The slurper was actually key to the whole process because it had to be lightweight enough to run very frequently (every minute) to allow the frontend event listings to keep up to date with backend edits. Obviously with potentially thousands of events in Sharepoint, it just wouldn’t be practical to pull out every single event every minute into a database without slowing Sharepoint down for all the other tasks it has to perform in our organisation. The trick then was to make sure the only events to get pulled out would be those that had been added, deleted, or modified since the last update a minute ago. Also, in case a lot of events got added simultaneously the slurper was throttled to pulling 10 events a minute. Although this means it might get behind when lots of new events are added, it should still catch up with itself fairly quickly, and it would never put unrealistic demands on Sharepoint.
I mentioned the term agile development above. I really don’t want to go into the details of agile methodologies here, but I do want to mention it briefly because I feel it was important to the development process for the events calendar and what I feel is its overall positive outcome.
Suffice it to say that the events calendar product was our first foray into the world of an agile project management methodology – specifically Scrum (or perhaps more accurately Scrum-but). The idea is that we work not on projects but on products; we work in very carefully timeboxed two-week sprints; and we work with the aim that at the end of each sprint we deliver the most important new features of the product at that time.

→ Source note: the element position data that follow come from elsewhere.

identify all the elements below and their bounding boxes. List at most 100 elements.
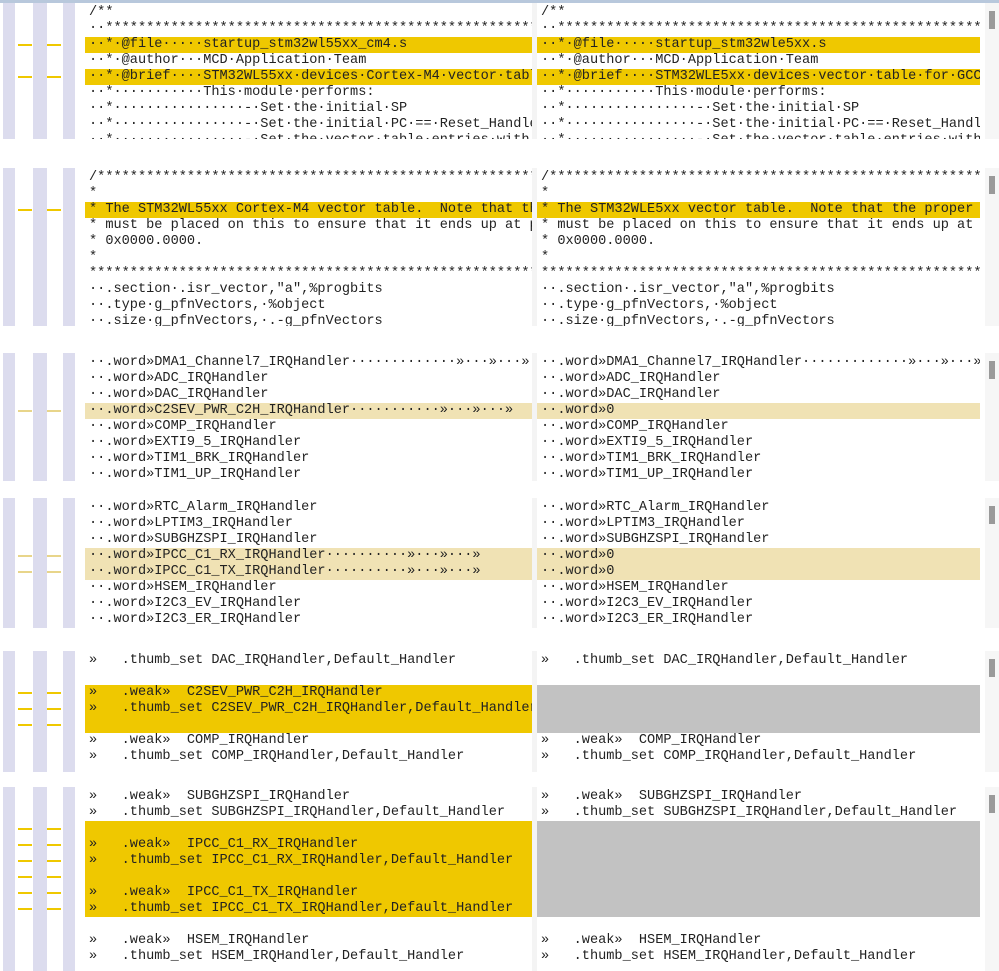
vertical-scrollbar[interactable] xyxy=(985,353,999,481)
code-line: » .weak» HSEM_IRQHandler xyxy=(89,933,310,948)
left-file-pane[interactable]: » .thumb_set DAC_IRQHandler,Default_Hand… xyxy=(85,651,532,772)
vertical-scrollbar[interactable] xyxy=(985,651,999,772)
left-file-pane[interactable]: » .weak» SUBGHZSPI_IRQHandler » .thumb_se… xyxy=(85,787,532,971)
code-line: ··.word»DMA1_Channel7_IRQHandler········… xyxy=(541,355,980,370)
code-line: /***************************************… xyxy=(89,170,532,185)
pane-splitter[interactable] xyxy=(532,651,537,772)
code-line xyxy=(537,821,980,837)
gutter-diff-marker xyxy=(47,571,61,573)
gutter-strip xyxy=(3,168,15,326)
code-line: * The STM32WL55xx Cortex-M4 vector table… xyxy=(85,202,532,218)
scrollbar-thumb[interactable] xyxy=(989,795,995,813)
gutter-strip xyxy=(3,787,15,971)
gutter-diff-marker xyxy=(47,876,61,878)
code-line: ··.size·g_pfnVectors,·.-g_pfnVectors xyxy=(541,314,835,326)
gutter-diff-marker xyxy=(18,828,32,830)
code-line: ··.word»I2C3_ER_IRQHandler xyxy=(89,612,302,627)
code-line: ··.word»DAC_IRQHandler xyxy=(89,387,269,402)
gutter-strip xyxy=(63,353,75,481)
vertical-scrollbar[interactable] xyxy=(985,3,999,139)
left-file-pane[interactable]: ··.word»RTC_Alarm_IRQHandler ··.word»LPTI… xyxy=(85,498,532,628)
right-file-pane[interactable]: ··.word»RTC_Alarm_IRQHandler ··.word»LPTI… xyxy=(537,498,980,628)
vertical-scrollbar[interactable] xyxy=(985,168,999,326)
vertical-scrollbar[interactable] xyxy=(985,787,999,971)
diff-overview-gutter[interactable] xyxy=(0,651,85,772)
gutter-diff-marker xyxy=(18,76,32,78)
code-line: » .thumb_set SUBGHZSPI_IRQHandler,Defaul… xyxy=(541,805,958,820)
scrollbar-thumb[interactable] xyxy=(989,361,995,379)
code-line: ··*···········This·module·performs: xyxy=(89,85,375,100)
vertical-scrollbar[interactable] xyxy=(985,498,999,628)
gutter-diff-marker xyxy=(47,692,61,694)
code-line: /***************************************… xyxy=(541,170,980,185)
pane-splitter[interactable] xyxy=(532,787,537,971)
gutter-strip xyxy=(33,787,47,971)
code-line: * xyxy=(541,250,550,265)
code-line: ··*················-·Set·the·initial·PC·… xyxy=(89,117,532,132)
gutter-strip xyxy=(63,787,75,971)
left-file-pane[interactable]: /***************************************… xyxy=(85,168,532,326)
code-line: ··.word»C2SEV_PWR_C2H_IRQHandler········… xyxy=(85,403,532,419)
code-line: /** xyxy=(89,5,114,20)
code-line: ··.word»IPCC_C1_TX_IRQHandler··········»… xyxy=(85,564,532,580)
diff-overview-gutter[interactable] xyxy=(0,3,85,139)
right-file-pane[interactable]: » .thumb_set DAC_IRQHandler,Default_Hand… xyxy=(537,651,980,772)
right-file-pane[interactable]: ··.word»DMA1_Channel7_IRQHandler········… xyxy=(537,353,980,481)
gutter-diff-marker xyxy=(18,860,32,862)
left-file-pane[interactable]: /** ··***********************************… xyxy=(85,3,532,139)
gutter-diff-marker xyxy=(47,724,61,726)
code-line: ··*················-·Set·the·vector·tabl… xyxy=(537,133,980,139)
code-line: » .weak» IPCC_C1_TX_IRQHandler xyxy=(85,885,532,901)
left-file-pane[interactable]: ··.word»DMA1_Channel7_IRQHandler········… xyxy=(85,353,532,481)
gutter-strip xyxy=(33,498,47,628)
code-line: ··.word»SUBGHZSPI_IRQHandler xyxy=(541,532,770,547)
pane-splitter[interactable] xyxy=(532,168,537,326)
pane-splitter[interactable] xyxy=(532,498,537,628)
code-line: ··.word»RTC_Alarm_IRQHandler xyxy=(89,500,318,515)
gutter-strip xyxy=(33,3,47,139)
gutter-diff-marker xyxy=(18,876,32,878)
pane-splitter[interactable] xyxy=(532,3,537,139)
code-line: ··.word»COMP_IRQHandler xyxy=(89,419,277,434)
pane-splitter[interactable] xyxy=(532,353,537,481)
gutter-strip xyxy=(63,3,75,139)
right-file-pane[interactable]: » .weak» SUBGHZSPI_IRQHandler» .thumb_se… xyxy=(537,787,980,971)
code-line: » .thumb_set IPCC_C1_TX_IRQHandler,Defau… xyxy=(85,901,532,917)
code-line: ··.size·g_pfnVectors,·.-g_pfnVectors xyxy=(89,314,383,326)
code-line: * xyxy=(89,186,98,201)
diff-overview-gutter[interactable] xyxy=(0,787,85,971)
code-line xyxy=(537,853,980,869)
right-file-pane[interactable]: /** ··***********************************… xyxy=(537,3,980,139)
code-line: ··.word»ADC_IRQHandler xyxy=(541,371,721,386)
scrollbar-thumb[interactable] xyxy=(989,176,995,194)
code-line: ··.word»EXTI9_5_IRQHandler xyxy=(89,435,302,450)
gutter-strip xyxy=(33,353,47,481)
code-line: » .thumb_set HSEM_IRQHandler,Default_Han… xyxy=(89,949,465,964)
code-line: ··.word»DAC_IRQHandler xyxy=(541,387,721,402)
code-line: ··.word»0 xyxy=(537,548,980,564)
code-line: ··.word»TIM1_UP_IRQHandler xyxy=(541,467,754,481)
gutter-strip xyxy=(33,651,47,772)
diff-snippet-weak-defs-2: » .weak» SUBGHZSPI_IRQHandler» .thumb_se… xyxy=(0,787,999,971)
code-line: » .weak» SUBGHZSPI_IRQHandler xyxy=(541,789,803,804)
gutter-strip xyxy=(33,168,47,326)
scrollbar-thumb[interactable] xyxy=(989,11,995,29)
gutter-diff-marker xyxy=(47,708,61,710)
scrollbar-thumb[interactable] xyxy=(989,506,995,524)
code-line: » .weak» SUBGHZSPI_IRQHandler xyxy=(89,789,351,804)
code-line: ··.word»TIM1_UP_IRQHandler xyxy=(89,467,302,481)
diff-overview-gutter[interactable] xyxy=(0,168,85,326)
right-file-pane[interactable]: /***************************************… xyxy=(537,168,980,326)
gutter-diff-marker xyxy=(18,708,32,710)
code-line: ****************************************… xyxy=(89,266,532,281)
code-line: ··.word»ADC_IRQHandler xyxy=(89,371,269,386)
scrollbar-thumb[interactable] xyxy=(989,659,995,677)
gutter-diff-marker xyxy=(47,76,61,78)
code-line: ··.word»TIM1_BRK_IRQHandler xyxy=(89,451,310,466)
diff-overview-gutter[interactable] xyxy=(0,498,85,628)
code-line: ··.word»RTC_Alarm_IRQHandler xyxy=(541,500,770,515)
code-line: ··.section·.isr_vector,"a",%progbits xyxy=(541,282,835,297)
diff-overview-gutter[interactable] xyxy=(0,353,85,481)
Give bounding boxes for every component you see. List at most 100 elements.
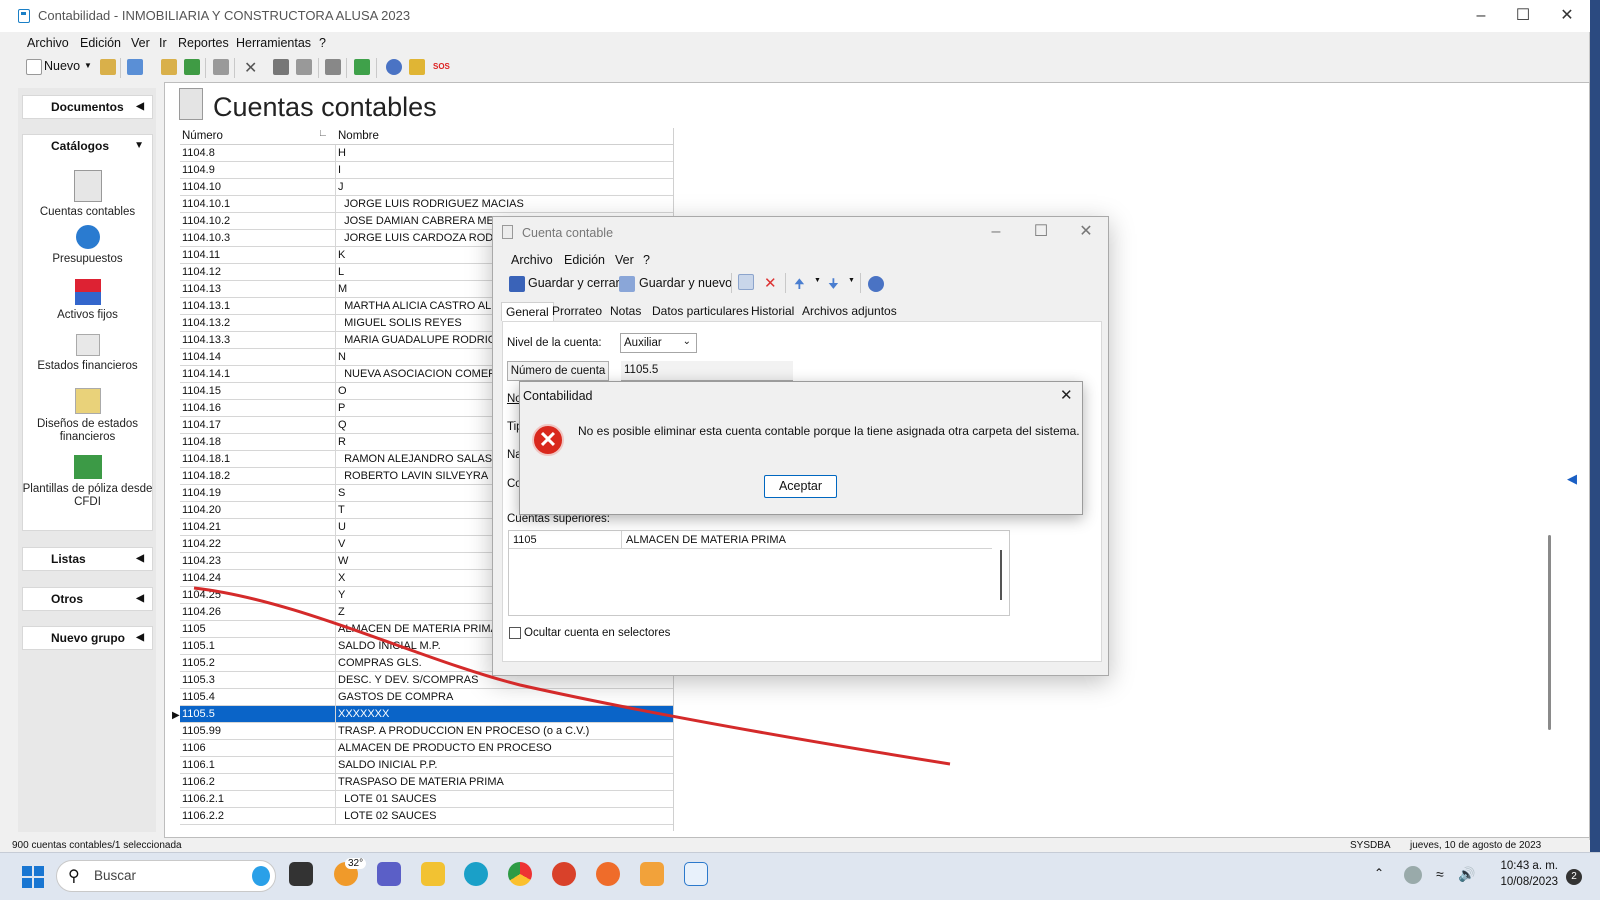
app-red-icon[interactable] (552, 862, 576, 886)
refresh-icon[interactable] (354, 59, 370, 75)
table-row[interactable]: 1105.4 GASTOS DE COMPRA (180, 689, 674, 706)
file-explorer-icon[interactable] (421, 862, 445, 886)
catalog-item-estados[interactable]: Estados financieros (22, 334, 153, 373)
nav-group-otros[interactable]: Otros ◀ (22, 587, 153, 611)
menu-ver[interactable]: Ver (131, 36, 150, 50)
table-row[interactable]: 1104.9 I (180, 162, 674, 179)
edit-icon[interactable] (738, 274, 754, 290)
column-header-nombre[interactable]: Nombre (338, 130, 668, 142)
dialog-minimize-icon[interactable]: – (973, 220, 1019, 244)
chart-app-icon[interactable] (640, 862, 664, 886)
menu-edicion[interactable]: Edición (80, 36, 121, 50)
accept-button[interactable]: Aceptar (764, 475, 837, 498)
menu-ir[interactable]: Ir (159, 36, 167, 50)
close-icon[interactable]: ✕ (1060, 386, 1073, 404)
table-row[interactable]: 1105.99 TRASP. A PRODUCCION EN PROCESO (o… (180, 723, 674, 740)
dialog-close-icon[interactable]: ✕ (1063, 220, 1109, 244)
scrollbar-thumb[interactable] (1000, 550, 1002, 600)
send-icon[interactable] (127, 59, 143, 75)
table-row[interactable]: 1106 ALMACEN DE PRODUCTO EN PROCESO (180, 740, 674, 757)
numero-cuenta-field[interactable]: 1105.5 (621, 361, 793, 381)
dialog-menu-ver[interactable]: Ver (615, 253, 634, 267)
catalog-item-activos[interactable]: Activos fijos (22, 279, 153, 322)
new-document-icon[interactable] (26, 59, 42, 75)
delete-icon[interactable]: ✕ (244, 58, 257, 78)
home-icon[interactable] (325, 59, 341, 75)
column-header-numero[interactable]: Número (182, 130, 332, 142)
help-icon[interactable] (386, 59, 402, 75)
tab-archivos-adjuntos[interactable]: Archivos adjuntos (798, 302, 901, 321)
dropdown-icon[interactable]: ▼ (848, 277, 855, 284)
firefox-icon[interactable] (596, 862, 620, 886)
new-dropdown-icon[interactable]: ▼ (84, 61, 92, 70)
nav-group-nuevo[interactable]: Nuevo grupo ◀ (22, 626, 153, 650)
menu-reportes[interactable]: Reportes (178, 36, 229, 50)
tab-notas[interactable]: Notas (606, 302, 645, 321)
list-item[interactable]: 1105 ALMACEN DE MATERIA PRIMA (509, 531, 992, 549)
folder-move-icon[interactable] (161, 59, 177, 75)
minimize-icon[interactable]: – (1458, 4, 1504, 28)
table-row[interactable]: 1106.2.2 LOTE 02 SAUCES (180, 808, 674, 825)
clock-date[interactable]: 10/08/2023 (1493, 876, 1558, 888)
menu-archivo[interactable]: Archivo (27, 36, 69, 50)
notification-badge[interactable]: 2 (1566, 869, 1582, 885)
wifi-icon[interactable]: ≈ (1436, 866, 1444, 882)
tab-historial[interactable]: Historial (747, 302, 798, 321)
scrollbar-thumb[interactable] (1548, 535, 1551, 730)
catalog-item-plantillas[interactable]: Plantillas de póliza desde CFDI (22, 455, 153, 509)
tips-icon[interactable] (409, 59, 425, 75)
table-row[interactable]: 1105.5 XXXXXXX (180, 706, 674, 723)
find-next-icon[interactable] (296, 59, 312, 75)
nivel-select[interactable]: Auxiliar ⌄ (620, 333, 697, 353)
menu-herramientas[interactable]: Herramientas (236, 36, 311, 50)
catalog-item-cuentas[interactable]: Cuentas contables (22, 170, 153, 219)
table-row[interactable]: 1106.2.1 LOTE 01 SAUCES (180, 791, 674, 808)
dialog-maximize-icon[interactable]: ☐ (1018, 220, 1064, 244)
close-icon[interactable]: ✕ (1544, 4, 1590, 28)
windows-start-icon[interactable] (22, 866, 44, 888)
edge-icon[interactable] (464, 862, 488, 886)
nav-group-catalogos[interactable]: Catálogos ▼ (22, 134, 153, 158)
table-row[interactable]: 1104.8 H (180, 145, 674, 162)
save-new-button[interactable]: Guardar y nuevo (639, 276, 732, 290)
nav-group-documentos[interactable]: Documentos ◀ (22, 95, 153, 119)
catalog-item-presupuestos[interactable]: Presupuestos (22, 225, 153, 266)
dialog-menu-archivo[interactable]: Archivo (511, 253, 553, 267)
help-icon[interactable] (868, 276, 884, 292)
catalog-item-disenos[interactable]: Diseños de estados financieros (22, 388, 153, 444)
tab-general[interactable]: General (501, 302, 554, 321)
chrome-icon[interactable] (508, 862, 532, 886)
table-row[interactable]: 1106.1 SALDO INICIAL P.P. (180, 757, 674, 774)
chevron-up-icon[interactable]: ⌃ (1374, 866, 1384, 880)
volume-icon[interactable]: 🔊 (1458, 866, 1475, 883)
sos-button[interactable]: SOS (433, 62, 450, 71)
print-icon[interactable] (213, 59, 229, 75)
task-view-icon[interactable] (289, 862, 313, 886)
bing-icon[interactable] (252, 866, 270, 886)
clock-time[interactable]: 10:43 a. m. (1498, 860, 1558, 872)
open-folder-icon[interactable] (100, 59, 116, 75)
dialog-menu-help[interactable]: ? (643, 253, 650, 267)
dropdown-icon[interactable]: ▼ (814, 277, 821, 284)
delete-icon[interactable]: ✕ (764, 274, 777, 292)
teams-chat-icon[interactable] (377, 862, 401, 886)
table-row[interactable]: 1106.2 TRASPASO DE MATERIA PRIMA (180, 774, 674, 791)
maximize-icon[interactable]: ☐ (1500, 4, 1546, 28)
menu-help[interactable]: ? (319, 36, 326, 50)
table-row[interactable]: 1104.10 J (180, 179, 674, 196)
find-icon[interactable] (273, 59, 289, 75)
tab-prorrateo[interactable]: Prorrateo (548, 302, 606, 321)
sync-icon[interactable] (1404, 866, 1422, 884)
taskbar-search-box[interactable] (56, 860, 276, 892)
numero-cuenta-button[interactable]: Número de cuenta (507, 361, 609, 381)
table-row[interactable]: 1104.10.1 JORGE LUIS RODRIGUEZ MACIAS (180, 196, 674, 213)
nav-group-listas[interactable]: Listas ◀ (22, 547, 153, 571)
ocultar-checkbox[interactable] (509, 627, 521, 639)
spreadsheet-icon[interactable] (184, 59, 200, 75)
previous-arrow-icon[interactable]: 🠉 (794, 275, 805, 297)
contabilidad-taskbar-icon[interactable] (684, 862, 708, 886)
tab-datos-particulares[interactable]: Datos particulares (648, 302, 753, 321)
save-close-button[interactable]: Guardar y cerrar (528, 276, 620, 290)
side-arrow-icon[interactable]: ◀ (1567, 471, 1577, 487)
next-arrow-icon[interactable]: 🠋 (828, 275, 839, 297)
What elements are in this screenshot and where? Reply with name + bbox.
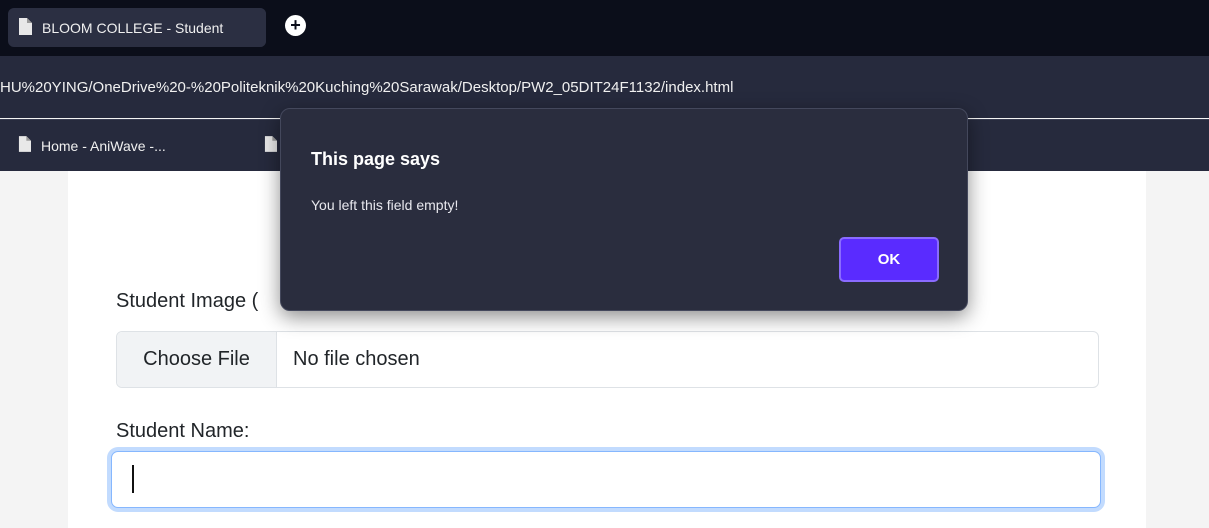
student-image-file-input[interactable]: Choose File No file chosen bbox=[116, 331, 1099, 388]
new-tab-plus-icon[interactable]: + bbox=[285, 15, 306, 36]
document-icon bbox=[18, 136, 31, 155]
bookmark-item[interactable] bbox=[264, 136, 277, 155]
text-caret bbox=[132, 465, 134, 493]
bookmark-label: Home - AniWave -... bbox=[41, 137, 166, 154]
document-icon bbox=[18, 17, 32, 38]
student-image-label: Student Image ( bbox=[116, 290, 259, 312]
address-url[interactable]: HU%20YING/OneDrive%20-%20Politeknik%20Ku… bbox=[0, 79, 733, 96]
file-status-text: No file chosen bbox=[293, 348, 420, 370]
dialog-message: You left this field empty! bbox=[311, 197, 459, 213]
student-name-label: Student Name: bbox=[116, 420, 250, 442]
browser-tab-active[interactable]: BLOOM COLLEGE - Student bbox=[8, 8, 266, 47]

Although we were learning a lot as we were going along, the end result is I think a much more efficient process of producing and maintaining a product. Agile does not mean easy. It does not mean “make cool stuff up as you go along”. It’s a very tightly controlled and transparent approach. But it works very well when done properly, and you have good buy-in from your customers.
The initial deployment of the events calendar will be relatively limited in scope. Once we’re more confident that it’s all working well and – most importantly – easy for people to use, it’ll start to get opened up to a wider audience. As with all products developed in an agile framework, they are never fully completed, and development on the product is always ongoing.